Ketiga, perusahaan harus menyelesaikan seluruh hak dan kewajiban kepada lender, borrower, serta pihak lain sesuai ketentuan perundang-undangan. Keempat, Crowde juga wajib memenuhi hak karyawan sebagaimana diatur dalam regulasi ketenagakerjaan.

Kelima, perusahaan harus memberikan informasi yang transparan dan jelas kepada seluruh pihak terkait mengenai mekanisme penyelesaian hak dan kewajiban. Keenam, Crowde diwajibkan menyelenggarakan Rapat Umum Pemegang Saham (RUPS) paling lambat 30 hari kerja sejak izin dicabut untuk membentuk Tim Likuidasi dan menyusun neraca penutupan perusahaan.

Ketujuh, perusahaan perlu menunjuk Penanggung Jawab dan Gugus Tugas untuk melayani kebutuhan debitur dan masyarakat hingga Tim Likuidasi terbentuk. Penunjukan ini harus dilaporkan kepada OJK paling lambat lima hari kerja sejak pemberitahuan pencabutan izin.

Kedelapan, Crowde tetap harus melaksanakan seluruh kewajiban lainnya sesuai peraturan perundang-undangan yang berlaku. Bagi masyarakat yang ingin melakukan klarifikasi atau penyelesaian hak, OJK menyediakan jalur komunikasi resmi yang bisa diakses melalui telepon (021) 50858708, HP 081281267233, atau email legal@crowde.co.

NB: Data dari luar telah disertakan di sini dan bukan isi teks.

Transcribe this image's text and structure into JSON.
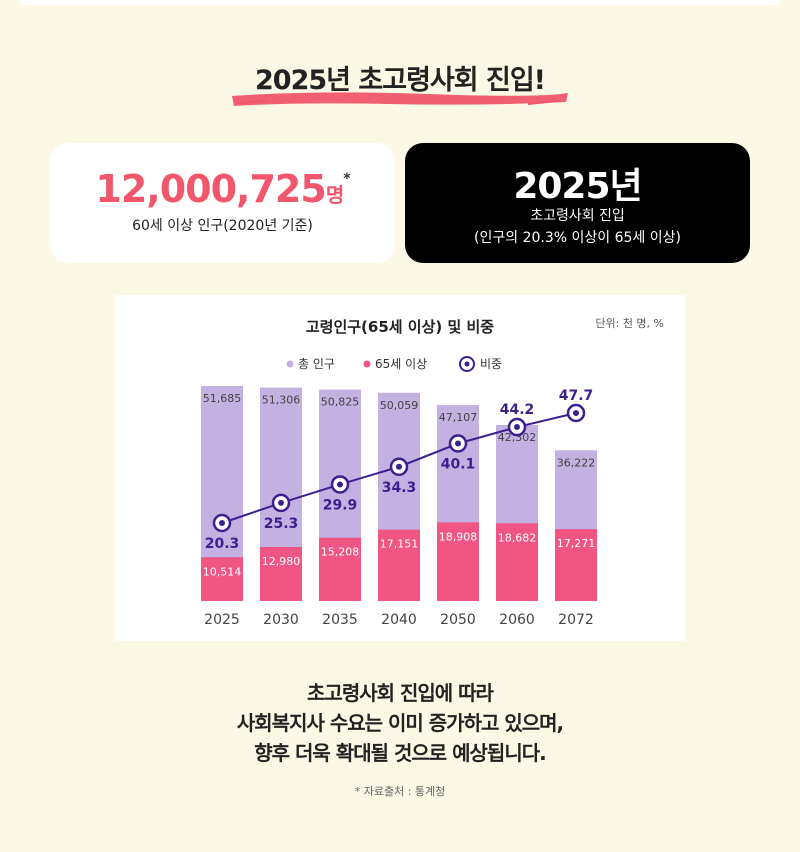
{
  "headline": "2025년 초고령사회 진입!",
  "stat_left": {
    "number": "12,000,725",
    "unit": "명",
    "asterisk": "*",
    "caption": "60세 이상 인구(2020년 기준)"
  },
  "stat_right": {
    "year": "2025년",
    "line1": "초고령사회 진입",
    "line2": "(인구의 20.3% 이상이 65세 이상)"
  },
  "colors": {
    "total": "#c3b1e1",
    "elderly": "#f05583",
    "ratio": "#3d1f8e",
    "accent": "#f1566c"
  },
  "chart_data": {
    "type": "bar",
    "title": "고령인구(65세 이상) 및 비중",
    "unit_note": "단위: 천 명, %",
    "legend": [
      "총 인구",
      "65세 이상",
      "비중"
    ],
    "legend_position": "top-center",
    "categories": [
      "2025",
      "2030",
      "2035",
      "2040",
      "2050",
      "2060",
      "2072"
    ],
    "series": [
      {
        "name": "총 인구",
        "values": [
          51685,
          51306,
          50825,
          50059,
          47107,
          42302,
          36222
        ],
        "labels": [
          "51,685",
          "51,306",
          "50,825",
          "50,059",
          "47,107",
          "42,302",
          "36,222"
        ]
      },
      {
        "name": "65세 이상",
        "values": [
          10514,
          12980,
          15208,
          17151,
          18908,
          18682,
          17271
        ],
        "labels": [
          "10,514",
          "12,980",
          "15,208",
          "17,151",
          "18,908",
          "18,682",
          "17,271"
        ]
      },
      {
        "name": "비중",
        "type": "line",
        "values": [
          20.3,
          25.3,
          29.9,
          34.3,
          40.1,
          44.2,
          47.7
        ],
        "labels": [
          "20.3",
          "25.3",
          "29.9",
          "34.3",
          "40.1",
          "44.2",
          "47.7"
        ]
      }
    ],
    "grid": false
  },
  "bottom": {
    "line1": "초고령사회 진입에 따라",
    "line2": "사회복지사 수요는 이미 증가하고 있으며,",
    "line3": "향후 더욱 확대될 것으로 예상됩니다."
  },
  "source": "* 자료출처 : 통계청"
}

OJK Tegaskan Komitmen Menjaga Kepercayaan Publik

OJK menegaskan bahwa langkah pencabutan izin Crowde bukan sekadar sanksi administratif, melainkan bagian dari strategi menjaga kesehatan sektor keuangan digital nasional. Industri fintech P2P lending di Indonesia terus berkembang pesat, namun juga menghadapi risiko ketidakpatuhan dan kelemahan tata kelola dari sejumlah penyelenggara.

Ismail menjelaskan, keputusan tegas terhadap Crowde menjadi bentuk penegakan disiplin terhadap pelaku industri keuangan digital. Langkah ini juga diambil agar tidak muncul potensi kerugian lebih besar yang dapat menimpa masyarakat sebagai pengguna layanan.

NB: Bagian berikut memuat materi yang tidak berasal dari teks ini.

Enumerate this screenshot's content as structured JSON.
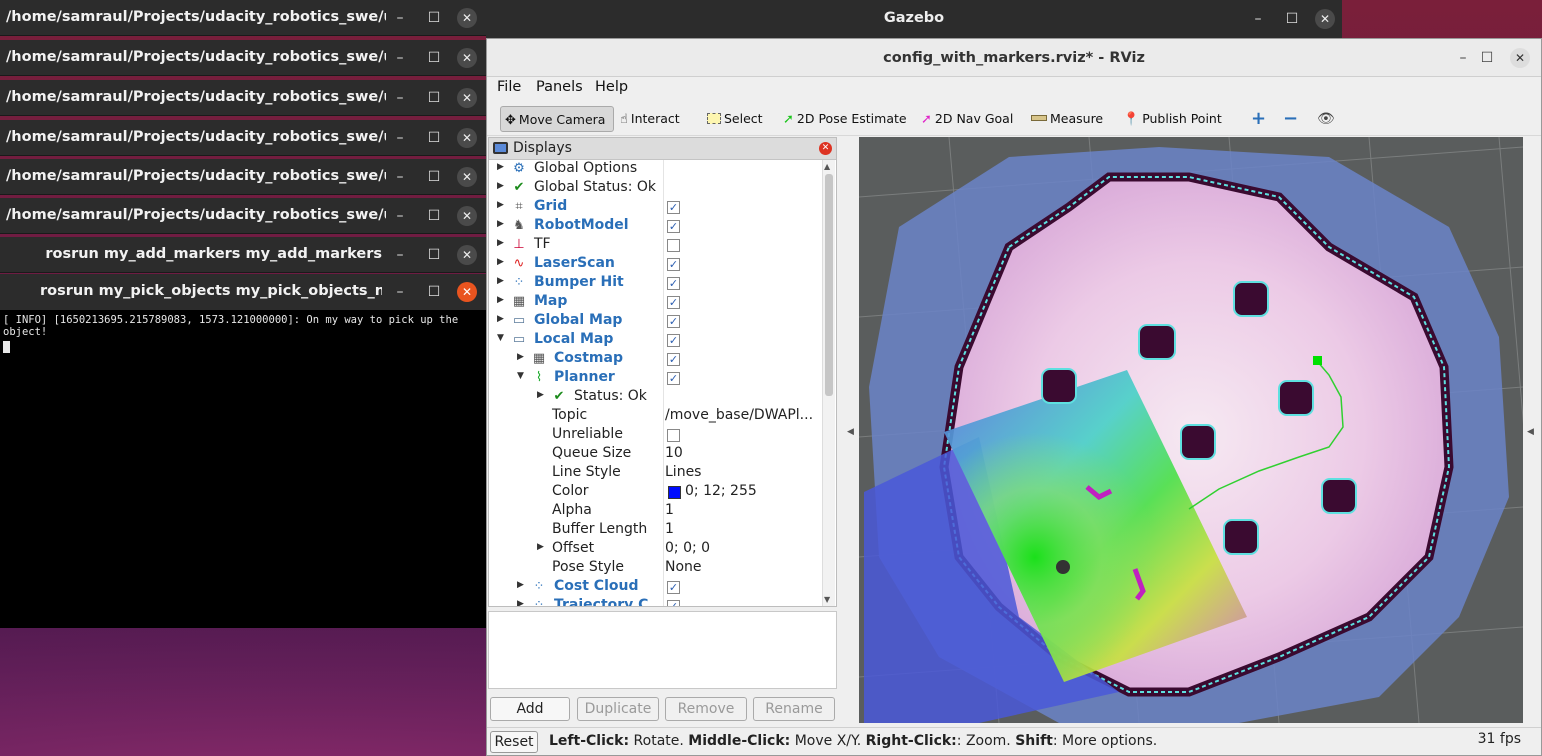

“Keputusan ini merupakan bagian dari upaya OJK mewujudkan industri jasa keuangan yang sehat, khususnya fintech peer-to-peer lending yang berintegritas, bertata kelola baik, dan menerapkan manajemen risiko memadai,” tulis Ismail dalam keterangan resminya.

Regulator berharap, pencabutan izin Crowde menjadi pelajaran penting bagi penyelenggara lain untuk terus memperkuat modal usaha, meningkatkan tata kelola, serta mematuhi ketentuan POJK terbaru. Keberlanjutan industri fintech di Indonesia sangat bergantung pada kepatuhan dan kredibilitas setiap pelaku usaha.

Dampak dan Implikasi Bagi Lender dan Borrower

Pasca pencabutan izin, OJK menekankan bahwa lender dan borrower tetap memiliki perlindungan hukum sesuai ketentuan yang berlaku. Proses penyelesaian hak-hak kedua pihak akan diawasi langsung oleh OJK melalui mekanisme yang telah diatur.

Bagi lender, penyelesaian pinjaman akan tetap dilakukan berdasarkan catatan transaksi dan data yang tersimpan dalam sistem. Sedangkan bagi borrower, kewajiban pembayaran pinjaman tetap harus dipenuhi hingga proses likuidasi selesai.

Dalam konteks lebih luas, langkah ini diharapkan dapat meningkatkan disiplin industri pinjol untuk menjaga transparansi, akuntabilitas, dan keamanan data pengguna. OJK juga mengingatkan agar masyarakat lebih selektif dalam memilih platform fintech yang memiliki izin resmi dan tercatat aktif di otoritas.

Kejadian seperti Crowde menjadi pengingat bahwa perizinan dan pengawasan ketat sangat penting demi menjaga keseimbangan antara inovasi teknologi dan perlindungan konsumen. Dengan begitu, ekosistem fintech di Indonesia bisa terus berkembang dengan lebih sehat dan berkelanjutan.